Un sergent d'infanterie de ligne, rescapé de la retraite de Russie
Entretien | « J'ai passé les ponts de la Bérézina » — Le récit d'un survivant de la retraite
Il marche depuis Moscou. Ses pieds sont enveloppés de chiffons, son shako a disparu, il n'a plus de fusil. Nous l'avons rencontré sur la route, près de Molodetchno, dans la cohue des hommes qui vont vers l'ouest. Le sergent Antoine Bréval, de l'infanterie de ligne, a franchi la Bérézina il y a cinq jours. Il raconte ce qu'il a vu — le froid, la faim, les ponts, la ruée du matin. Il parle bas, sans colère, comme un homme qui a cessé de s'étonner.

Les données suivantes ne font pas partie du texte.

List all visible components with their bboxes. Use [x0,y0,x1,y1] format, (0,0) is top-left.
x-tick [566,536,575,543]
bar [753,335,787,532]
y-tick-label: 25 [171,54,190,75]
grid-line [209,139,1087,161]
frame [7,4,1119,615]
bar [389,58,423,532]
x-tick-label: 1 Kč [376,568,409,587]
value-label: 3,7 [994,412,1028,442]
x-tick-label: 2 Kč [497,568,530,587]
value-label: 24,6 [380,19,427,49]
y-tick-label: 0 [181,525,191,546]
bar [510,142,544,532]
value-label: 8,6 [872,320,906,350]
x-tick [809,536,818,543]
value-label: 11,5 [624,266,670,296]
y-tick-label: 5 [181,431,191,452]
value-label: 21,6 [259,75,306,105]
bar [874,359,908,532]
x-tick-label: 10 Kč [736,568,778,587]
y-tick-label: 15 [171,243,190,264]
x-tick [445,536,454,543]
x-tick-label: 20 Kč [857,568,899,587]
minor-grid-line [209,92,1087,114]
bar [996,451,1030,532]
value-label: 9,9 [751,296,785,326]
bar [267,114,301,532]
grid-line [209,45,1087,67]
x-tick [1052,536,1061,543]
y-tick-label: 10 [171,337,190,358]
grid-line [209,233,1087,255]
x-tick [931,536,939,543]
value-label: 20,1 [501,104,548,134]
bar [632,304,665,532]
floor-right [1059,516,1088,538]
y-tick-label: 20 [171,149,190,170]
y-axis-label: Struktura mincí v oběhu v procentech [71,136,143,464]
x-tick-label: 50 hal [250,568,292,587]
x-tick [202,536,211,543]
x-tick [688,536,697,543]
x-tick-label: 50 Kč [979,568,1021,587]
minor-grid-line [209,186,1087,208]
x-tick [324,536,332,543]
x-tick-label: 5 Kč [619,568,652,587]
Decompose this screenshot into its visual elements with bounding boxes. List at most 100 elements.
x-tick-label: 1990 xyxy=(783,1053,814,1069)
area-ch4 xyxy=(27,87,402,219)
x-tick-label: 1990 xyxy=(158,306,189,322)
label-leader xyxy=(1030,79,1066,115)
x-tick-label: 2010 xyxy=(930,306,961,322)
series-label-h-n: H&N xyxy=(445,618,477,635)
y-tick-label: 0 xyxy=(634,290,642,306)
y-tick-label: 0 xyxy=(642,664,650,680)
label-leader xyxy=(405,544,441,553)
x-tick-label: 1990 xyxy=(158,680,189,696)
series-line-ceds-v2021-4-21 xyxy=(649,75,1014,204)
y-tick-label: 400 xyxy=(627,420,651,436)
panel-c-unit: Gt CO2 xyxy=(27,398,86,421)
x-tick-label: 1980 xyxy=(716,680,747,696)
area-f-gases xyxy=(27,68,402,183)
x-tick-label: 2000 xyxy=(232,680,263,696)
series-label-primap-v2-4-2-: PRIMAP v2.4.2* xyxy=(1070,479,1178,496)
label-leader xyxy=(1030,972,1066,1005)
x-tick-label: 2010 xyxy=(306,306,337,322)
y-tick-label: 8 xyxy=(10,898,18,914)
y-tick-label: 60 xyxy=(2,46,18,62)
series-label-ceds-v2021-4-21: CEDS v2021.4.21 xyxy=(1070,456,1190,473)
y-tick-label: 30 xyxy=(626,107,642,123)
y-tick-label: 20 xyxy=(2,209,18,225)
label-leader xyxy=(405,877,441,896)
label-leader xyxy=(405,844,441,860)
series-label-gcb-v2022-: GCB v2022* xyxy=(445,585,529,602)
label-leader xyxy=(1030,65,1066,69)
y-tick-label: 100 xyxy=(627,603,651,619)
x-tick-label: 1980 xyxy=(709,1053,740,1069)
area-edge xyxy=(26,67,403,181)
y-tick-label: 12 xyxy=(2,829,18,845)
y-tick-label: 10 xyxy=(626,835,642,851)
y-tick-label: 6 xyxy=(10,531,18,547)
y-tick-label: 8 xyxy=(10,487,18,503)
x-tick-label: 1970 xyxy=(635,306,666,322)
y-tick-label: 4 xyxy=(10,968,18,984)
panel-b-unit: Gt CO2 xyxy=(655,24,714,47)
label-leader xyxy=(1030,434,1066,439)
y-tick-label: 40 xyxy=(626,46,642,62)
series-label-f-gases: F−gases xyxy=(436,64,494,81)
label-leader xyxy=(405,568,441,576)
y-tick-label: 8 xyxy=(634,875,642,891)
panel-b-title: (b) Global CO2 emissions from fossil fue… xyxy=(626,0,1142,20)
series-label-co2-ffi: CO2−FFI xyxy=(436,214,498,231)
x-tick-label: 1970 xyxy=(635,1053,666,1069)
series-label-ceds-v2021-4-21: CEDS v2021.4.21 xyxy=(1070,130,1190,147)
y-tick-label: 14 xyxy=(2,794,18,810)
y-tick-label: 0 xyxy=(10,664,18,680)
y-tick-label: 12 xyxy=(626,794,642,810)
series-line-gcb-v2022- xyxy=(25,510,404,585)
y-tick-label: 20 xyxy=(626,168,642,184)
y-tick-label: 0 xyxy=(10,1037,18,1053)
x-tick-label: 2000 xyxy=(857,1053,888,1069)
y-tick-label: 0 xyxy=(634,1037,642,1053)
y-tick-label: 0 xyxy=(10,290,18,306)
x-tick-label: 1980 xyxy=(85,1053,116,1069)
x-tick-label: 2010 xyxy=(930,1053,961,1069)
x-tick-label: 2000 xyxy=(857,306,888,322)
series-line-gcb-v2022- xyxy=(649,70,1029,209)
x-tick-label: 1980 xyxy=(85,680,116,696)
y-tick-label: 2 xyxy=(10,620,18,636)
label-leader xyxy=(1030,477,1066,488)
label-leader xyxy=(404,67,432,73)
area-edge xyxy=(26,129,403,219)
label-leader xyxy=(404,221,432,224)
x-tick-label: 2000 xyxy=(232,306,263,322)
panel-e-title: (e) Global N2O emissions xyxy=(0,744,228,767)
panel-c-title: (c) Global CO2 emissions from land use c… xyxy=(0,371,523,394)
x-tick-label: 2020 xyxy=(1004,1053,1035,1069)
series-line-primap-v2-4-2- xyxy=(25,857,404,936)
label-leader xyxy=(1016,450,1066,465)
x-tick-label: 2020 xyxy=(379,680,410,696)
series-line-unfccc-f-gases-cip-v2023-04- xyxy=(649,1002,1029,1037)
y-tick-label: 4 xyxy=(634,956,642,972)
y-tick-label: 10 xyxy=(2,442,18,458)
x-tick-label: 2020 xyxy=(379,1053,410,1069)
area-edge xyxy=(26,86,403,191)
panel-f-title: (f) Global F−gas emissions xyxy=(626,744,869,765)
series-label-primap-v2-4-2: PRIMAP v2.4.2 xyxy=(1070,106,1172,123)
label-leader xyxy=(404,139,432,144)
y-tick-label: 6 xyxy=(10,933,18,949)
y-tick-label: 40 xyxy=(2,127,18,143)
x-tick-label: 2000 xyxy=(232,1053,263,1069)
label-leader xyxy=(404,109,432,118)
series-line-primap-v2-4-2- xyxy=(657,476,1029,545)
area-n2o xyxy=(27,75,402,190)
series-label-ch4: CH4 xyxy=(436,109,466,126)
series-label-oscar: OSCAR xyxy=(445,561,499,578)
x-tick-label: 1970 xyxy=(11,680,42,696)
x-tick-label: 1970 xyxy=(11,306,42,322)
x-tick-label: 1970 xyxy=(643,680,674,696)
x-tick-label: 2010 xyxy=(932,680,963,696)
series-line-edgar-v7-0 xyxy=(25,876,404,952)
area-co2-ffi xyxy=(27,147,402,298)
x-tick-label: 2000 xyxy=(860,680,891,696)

Sergent, vous êtes parti de Moscou. Quand cela ? Dans quel état était votre régiment ce jour-là ?Nous avons quitté Moscou le 19 octobre, par un temps encore doux. Je vous assure qu'on est partis presque gaiement, ou du moins soulagés : la ville brûlée n'était plus tenable, on nous disait qu'on rentrait vers des pays plus riches, vers Smolensk et ses magasins. La colonne était longue à n'en plus finir, chargée de tout ce qu'on avait ramassé dans les décombres — des pelisses, de l'argenterie, des icônes, des voitures pleines de butin. On aurait dit un déménagement plus qu'une armée. Les premiers jours, on marchait bien ; on croyait le plus dur derrière nous. On ne savait pas encore ce que c'était que la route.